ACLU to Hugoton schools: No creationism

4/20/2013

By CELIA LLOPIS-JEPSEN

By CELIA LLOPIS-JEPSEN

The Topeka Capital-Journal

HUGOTON — A civil liberties group says a southwest Kansas school district is planning mandatory student assemblies with a creationist organization next week, something the district called a misunderstanding.

The ACLU Foundation of Kansas & Western Missouri wrote Friday to Mark Crawford, superintendent of Hugoton Unified School District 210, asking him to cancel events scheduled for next week with the Oklahoma-based Creation Truth Foundation.

"It's been clear for at least the last 45 years that teaching creationism or promoting it is a violation of the Constitution," legal director Doug Bonney told The Topeka Capital-Journal. "When you invite a religious organization that is completely dedicated to the teaching of biblical creationism, that's a violation of the First Amendment establishment clause."

But Crawford says the speakers visiting next week will hold nonreligious events during school hours and have rented school space to hold events concerning creationism in the evening.

"I think someone was misinformed," Crawford said, adding that his district doesn't promote or teach creationism and that it would be inappropriate to do so. "We teach Kansas state standards for science."

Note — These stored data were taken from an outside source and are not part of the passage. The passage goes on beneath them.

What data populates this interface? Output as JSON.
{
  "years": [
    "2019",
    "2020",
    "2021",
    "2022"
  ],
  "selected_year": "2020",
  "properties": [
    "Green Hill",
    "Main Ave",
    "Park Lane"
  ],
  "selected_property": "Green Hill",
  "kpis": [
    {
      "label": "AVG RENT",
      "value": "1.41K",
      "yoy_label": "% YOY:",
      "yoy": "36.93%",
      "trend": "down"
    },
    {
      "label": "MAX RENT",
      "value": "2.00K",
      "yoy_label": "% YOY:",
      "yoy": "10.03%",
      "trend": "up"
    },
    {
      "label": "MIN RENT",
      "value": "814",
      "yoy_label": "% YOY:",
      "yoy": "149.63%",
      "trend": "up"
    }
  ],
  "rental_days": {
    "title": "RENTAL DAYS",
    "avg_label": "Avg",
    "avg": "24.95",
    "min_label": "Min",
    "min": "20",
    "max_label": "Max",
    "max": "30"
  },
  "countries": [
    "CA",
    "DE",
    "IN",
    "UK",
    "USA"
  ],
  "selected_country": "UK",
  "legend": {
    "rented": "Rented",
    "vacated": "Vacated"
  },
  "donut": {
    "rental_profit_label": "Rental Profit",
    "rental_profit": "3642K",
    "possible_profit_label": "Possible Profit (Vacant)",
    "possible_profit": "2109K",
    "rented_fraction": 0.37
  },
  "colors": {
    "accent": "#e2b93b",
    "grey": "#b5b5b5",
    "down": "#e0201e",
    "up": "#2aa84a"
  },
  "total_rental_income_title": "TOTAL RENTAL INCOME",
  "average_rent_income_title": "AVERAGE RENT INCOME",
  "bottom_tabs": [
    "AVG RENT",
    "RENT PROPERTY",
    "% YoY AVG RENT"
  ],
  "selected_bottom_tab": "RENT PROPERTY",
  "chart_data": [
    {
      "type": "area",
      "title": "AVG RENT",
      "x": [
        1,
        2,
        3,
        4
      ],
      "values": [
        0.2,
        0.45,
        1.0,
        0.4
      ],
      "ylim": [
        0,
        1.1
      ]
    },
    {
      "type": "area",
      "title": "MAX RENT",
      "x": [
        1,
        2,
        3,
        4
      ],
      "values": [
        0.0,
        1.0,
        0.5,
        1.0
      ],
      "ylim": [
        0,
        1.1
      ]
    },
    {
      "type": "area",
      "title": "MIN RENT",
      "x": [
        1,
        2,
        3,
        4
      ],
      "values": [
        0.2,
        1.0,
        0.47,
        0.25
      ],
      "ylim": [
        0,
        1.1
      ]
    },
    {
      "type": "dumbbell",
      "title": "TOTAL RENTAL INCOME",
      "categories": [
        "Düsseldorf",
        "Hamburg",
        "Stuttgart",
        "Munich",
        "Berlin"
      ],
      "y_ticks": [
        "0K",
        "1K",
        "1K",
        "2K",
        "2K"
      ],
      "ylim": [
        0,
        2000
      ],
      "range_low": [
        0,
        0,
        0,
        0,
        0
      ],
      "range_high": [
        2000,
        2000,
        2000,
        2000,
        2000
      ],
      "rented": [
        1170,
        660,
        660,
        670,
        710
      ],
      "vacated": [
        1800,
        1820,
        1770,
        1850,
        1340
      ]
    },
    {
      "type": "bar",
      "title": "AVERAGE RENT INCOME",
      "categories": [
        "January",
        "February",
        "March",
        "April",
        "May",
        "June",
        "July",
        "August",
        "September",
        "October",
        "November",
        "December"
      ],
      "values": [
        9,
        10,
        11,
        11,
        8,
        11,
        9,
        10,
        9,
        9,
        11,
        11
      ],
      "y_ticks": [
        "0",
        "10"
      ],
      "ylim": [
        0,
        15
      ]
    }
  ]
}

Crawford said Matt Miles, one of the Creation Truth Foundation's speakers, was from Hugoton. Community members invited the group to Hugoton for evening events and asked whether Miles also could give presentations during the school day. Crawford said the district agreed but secured a written statement from Miles promising that the content of daytime talks would be "school appropriate."

"Matt is from Hugoton," he said. "The people here know and trust him."

"I completely understand the red flags that the ACLU sees in this, but it's a unique situation," he said.

Crawford said school and district staff hadn't promoted the evening events to students.

The district says Miles' talks during the day will be on behalf of the Foundation for the Advancement of Childhood Education.

But the Creation Truth Foundation website shows the daytime talks on its own events calendar online. Miles is listed on the calendar as speaking in Hugoton schools. The calendar lists "school programs" planned for Monday and Tuesday morning and public presentations for Monday, Tuesday, and Wednesday evening. Miles' cospeaker is Creation Truth Foundation founder G. Thomas Sharp, the calendar says.

The Foundation for the Advancement of Childhood Education website lists a similar name, George Sharp, Jr., as its founder.

According to Miles' biography on the Creation Truth Foundation website, he is a missionary and teacher of Biblical origins who has "developed an excellent program in Biblical Astronomy."

The ACLU says the Creation Truth Foundation's events for next week include an assembly on the "Truth about Dinosaurs" that will be mandatory for high school and middle school students and teachers.

But Crawford said the daytime program was titled "Dinosaurs, those terrible lizards."

The Creation Truth Foundation calendar states simply that the topics for next week's assemblies are "pending."

The Capital-Journal is seeking comment from the Creation Truth Foundation. The phone number listed on the Foundation for the Advancement of Childhood Education website wasn't functioning. The number has an Oklahoma area code.

Bonney said USD 210 is the only Kansas district his organization knows of that has invited the groups to speak in its schools.

He also said the ACLU didn't have any information about other districts teaching or promoting creationism.

"I think this happens more than we know about," he said. "I wouldn't be surprised if there are more out there."

The Creation Truth Foundation sells a science curriculum called Truth in Science. The group's website says the lessons combine the Bible and science.

"The Bible, indeed, is not a science textbook," it says, "but when it deals with any scientific issue, it is always correct."

Bonney said his organization was looking into how the events with the Creation Truth Foundation had been scheduled and the relationship between the group and the district.

"We're not going to drop this," he said.

He said everyone has the right to freedom of religion, but that schools can't promote religion to their students and staff.

It would be acceptable to discuss creationism at a nonschool-sponsored event outside of school hours, he said, but questioned the district's statement that next week's daytime and evening events were separate.

"I just can't believe that that's possible," he said. "I'm very dubious about that."

The Foundation for the Advancement of Childhood Education website lists recommendations from four school districts in Texas and Oklahoma indicating it has made presentations there.